Strona korzysta z plików cookies w celu realizacji usług i zgodnie z Polityką Plików Cookies.
Not got a RatujemyZwierzaki account?
Dziękujemy za ogrom serca, ogrom pomocy, jaki spotkał naszą kociarnię, nasze koty od Państwa 🌼🏵🌺
Dziękujemy Fundacji Ratujemy Zwierzaki za pomoc w pokazaniu nas, za pomoc w dotarciu do Was ❤️❤️❤️❤️
Dziękujemy za to, że udało nam się wyeliminować nasze długi, jesteśmy na bieżąco, a choć nie mamy miejsca by przyjmować kolejne koty do nas w tym momencie, to nadal działamy. We wrześniu opuściło nasze progi 7 kotów- tyle było adopcji, a przyjęłyśmy kolejnych 8, jak tylko zwolniło nam się po jakiejkolwiek adopcji miejsce, to na miejsce kota, który opuścił kociarnię, trafił kolejny lub sam przyszedł, jak Lolek, który zamieszkał pod kociarnią w naszych budkach, ale który wymaga i zakupu karmy, i wizyt weterynaryjnych. Mamy odebraną interwencyjnie kotkę, która już od kilku tygodni jest w trakcie leczenia. Mamy pod opieką kociaki - z Płaskiej (weterynarz, kociak jest u kobiety, do której podrzucono go lub sam przyszedł z wioski, pojawiły się tam kolejne i będziemy zapewne opłacać kastracje, bo gmina odsyła do nas! kuriozum), rodzeństwo dwójki osesków porzuconych przez matkę (kociaki nie są w kociarni tylko u wspaniałych ludzi, do których przyszła koteczka z młodymi), kotek z 1 maja, który prosił przez tydzień o pomoc (były ogłoszenia, nikt nie przejął kota), kotka z 1 maja, która też prosiła, a którą zabrała wolontariuszka w TOZie, też jest u nas, kotek z Korczaka, który został znaleziony przez karmicielkę - wizyta weterynaryjna, koty 2 z dzisiaj, które wymagają leczenia (kot z ogródków Malwa i kot z Sejneńskiej), koty zgłoszone wczoraj - będą kastracje kolejne stadka. Ponadto cały czas opłacamy kastracje kotów - łapane koty m.in. w Starym Folwarku, koty z ulic Lotnicza, Hubala, zaproponowaliśmy kastracje każdej osobie, która zgłasza do nas kociaki - ich zabrać nie jesteśmy w stanie, ale opłacić kastracje zawsze opłacimy, bo wiemy, że to jedyny sposób by zatrzymać tę skalę bezdomności. W zeszłym roku była akcja na działkach - urząd miasta opłacał kastracje, ale widać, że akcja nie została zakończona sukcesem, bo problem nadal jest.

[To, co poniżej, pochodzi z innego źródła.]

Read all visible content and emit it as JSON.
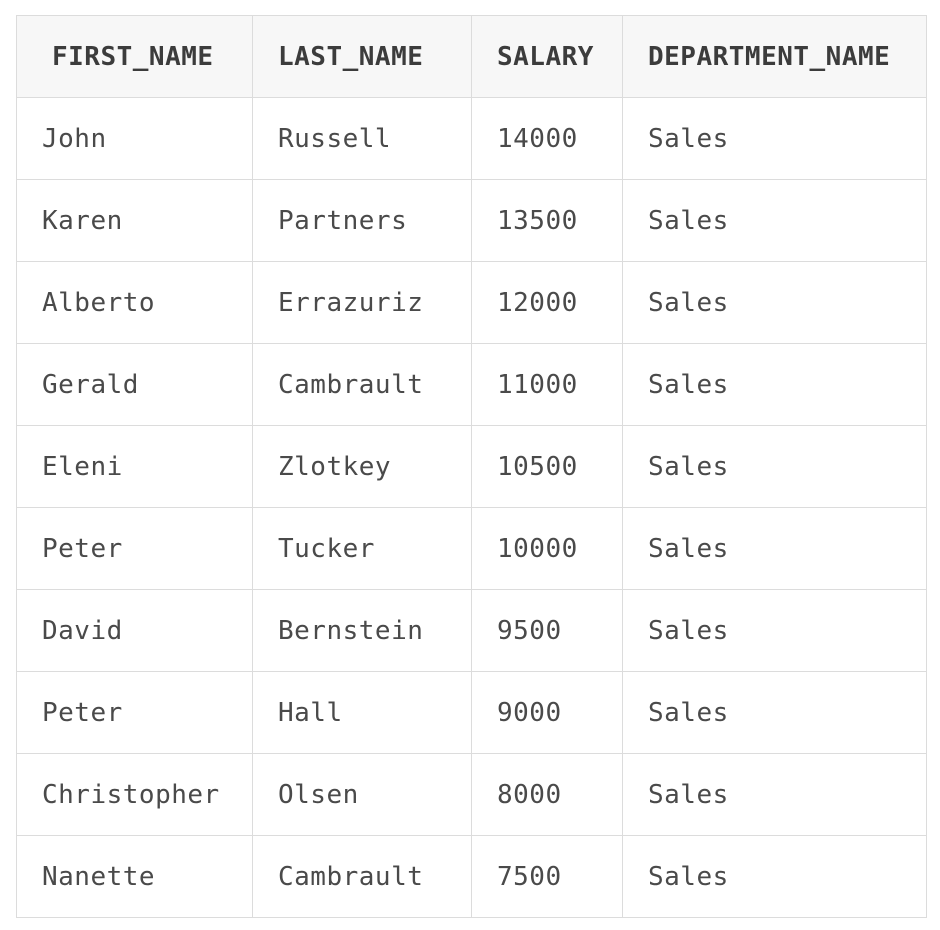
{
  "table": {
    "columns": [
      "FIRST_NAME",
      "LAST_NAME",
      "SALARY",
      "DEPARTMENT_NAME"
    ],
    "rows": [
      [
        "John",
        "Russell",
        "14000",
        "Sales"
      ],
      [
        "Karen",
        "Partners",
        "13500",
        "Sales"
      ],
      [
        "Alberto",
        "Errazuriz",
        "12000",
        "Sales"
      ],
      [
        "Gerald",
        "Cambrault",
        "11000",
        "Sales"
      ],
      [
        "Eleni",
        "Zlotkey",
        "10500",
        "Sales"
      ],
      [
        "Peter",
        "Tucker",
        "10000",
        "Sales"
      ],
      [
        "David",
        "Bernstein",
        "9500",
        "Sales"
      ],
      [
        "Peter",
        "Hall",
        "9000",
        "Sales"
      ],
      [
        "Christopher",
        "Olsen",
        "8000",
        "Sales"
      ],
      [
        "Nanette",
        "Cambrault",
        "7500",
        "Sales"
      ]
    ]
  }
}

Kilka zdjęć ostatnich kotków pod naszą opieką dzięki Wam ❤️ możemy dalej nieść pomoc
Codzienne życie kotków można obserwować na FB KoTOZ
🆘️ Jest daramtycznie ciężko w naszej kociarni 🆘️
Nie mamy żadnej poduszki finansowej, żadnych zaskórniaków, skarbonek - nic... wiem, tak nie powinno się planować, ale powiem Wam jak to jest kiedy mimo świadomości, że nie powinniśmy przyjmujemy koty, kociaki, bo wiemy, że im nikt nie pomoże, do czasu zapełnienia się po brzegi zabieramy każdego bezdomnego kota, którego nam ktoś zgłasza z Suwałk, Sejn, Augustowa, Gołdapii, każdej wioski w okolicy.

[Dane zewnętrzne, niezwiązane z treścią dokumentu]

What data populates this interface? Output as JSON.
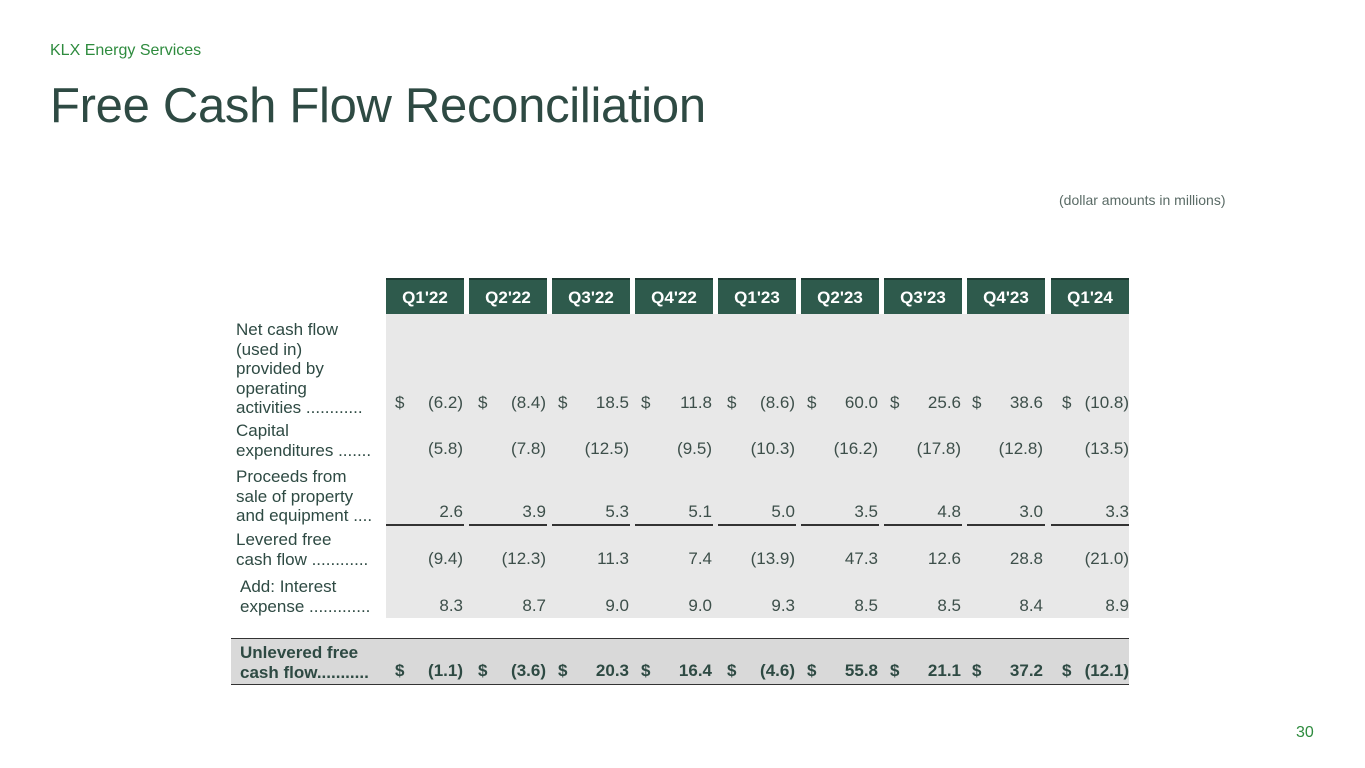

Tak, dopóki mamy gdzie zabrać... Wyobraź sobie, drogi mieszkańcu Warszawy czy Poznania, a może Suwałk, że znajdujesz kota i jak każdy próbujesz mu pomóc. Co robisz? - dzwonisz do gminy: obojętnie jakiej w promieniu kilkudziesięciu kilometrów (szczerze to dwa województwa, kilkanaście powiatów, kilkadziesiąt gmin - to taki obszar) i jak mówisz, że znalazłeś kota bezdomnego, to Ci każdy wmawia, że nie... to nie jest kot bezdomny, to kot wolno żyjący/niczyj/ma zostać tam, gdzie był... natura sama się reguluje/on sobie poradzi a jak nie to nic się nie stanie/nie mamy środków, by zajmować się kotami/to kot z gospodarstwa/niech pani zostawi, bo my kotów nie przyjmujemy/niech pani dzwoni do TOZu! (to jest hit).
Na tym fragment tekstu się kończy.